Will the rich flee France's 75% tax rate?
Francois Tripet's office is littered with expensive art work and has one of the most fashionable addresses in Paris, but he is spending less and less time there.
As a tax lawyer to some of the country's richest citizens, he now travels abroad at least once a week to visit his wealthy clients.
"They have already taken the decision to quit France," he says, "to reside either in London, because of its attractive tax regime, or in Brussels and to a lesser extent Geneva."
Mr Tripet's clients are responding to French President Francois Hollande's plan to impose a 75% tax rate on incomes over 1m euros (£800,000; $1.3m).
The new tax is expected to be formally announced in the government's first budget on 28 September, but that does not mean there is a sense of panic in France.
This new tax will only hit very rich individuals and only for a year or two, to help bring down the government deficit.

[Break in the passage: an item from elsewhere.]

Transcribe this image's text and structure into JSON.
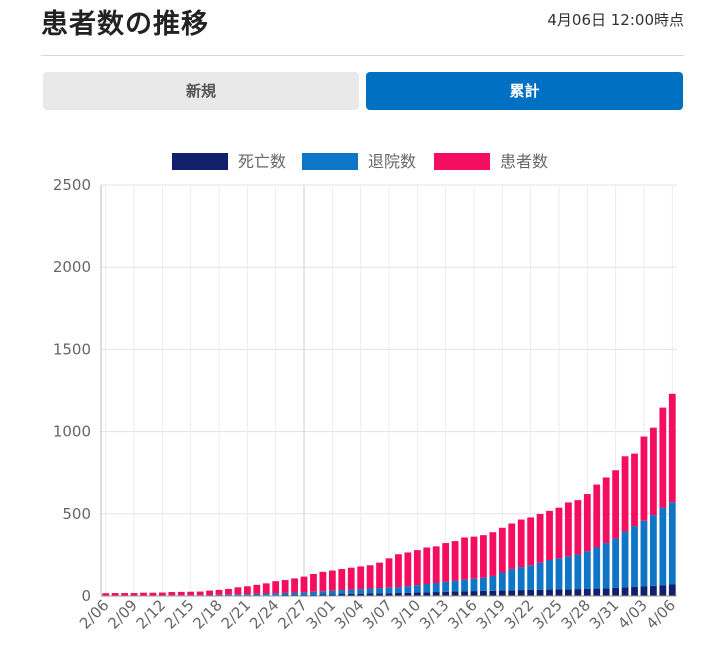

It is not planned to be permanent, nor is it such major concern for French businesses such as Sodexo, a France-based international company that employs more than 400,000 people around the world.
Sodexo runs schools, universities, hospitals and offices for its clients. It does far more business outside France than inside the country.
Yet its chief executive, Michel Landel, has no intention of leaving France, and the tax regime for millionaires is not even top of his agenda.
"France has a very good level of education, the infrastructure is very good, the cost of energy is very good," he says.
"Productivity is quite high in private organisations, and hopefully the government will understand that if they want these companies to remain in France, developing business and creating jobs, they have to make some fundamental reforms in terms of fiscal framework, labour laws and the cost of labour, because that is clearly a challenge."
Bringing down the cost of employing staff is a constant refrain that you hear all the time in France.
But that is not to say that a very high tax rate on the highest paid is not deemed problematic by French business.
Pierre-Antoine Gailly, president of the Paris Chamber of Commerce and Industry, says it sends the wrong message to just the kind of people that France needs.
"It is not a good decision because it pinpoints a few people, a couple of thousand who are very talented entrepreneurs and which the country needs to sustain economic development," he says.
"The good thing is that it's only for a couple of years until the deficit falls below 3%."
'Equality is reality'
And this tax rise was hardly unexpected, just as in the UK - where everyone knew that taxes would have to rise and spending would be cut to try to reduce the deficit after the election in May 2010, regardless of who the victor was.
The difference is that in France, the rich are expected to carry a heavier burden, says Romain Gubert, deputy economic editor for Le Point magazine.
"There is greater acceptability of taxes in France than in other countries," he says, "because it is in the [French] DNA that the word equality is a reality.
"It is not Francois Hollande who decided to make the rich pay with a special tax. It is the revolution."
For tax lawyer Mr Tripet, the revolution is not really the point. He is not worried about a few billionaires leaving France.
(At the G20 summit in June, the UK Prime Minister David Cameron promised to "roll out the red carpet" to any French business people fleeing the country to avoid high taxes.)
But he worries that future generations of France's brightest and best will decide to make their fortunes elsewhere.
"I asked many of my clients who have children between 25 and 35, and nine-tenths of them are studying or working abroad," he says.
"Certainly, France has got used to the ambitious and well qualified moving abroad in their 20s to make money and see the world.
"It has always consoled itself with the thought that when they settle down and start a family, the excellent tax breaks for families, the education system and generous benefits will bring them home again.
"The danger is that very high tax rates make it less likely they will return."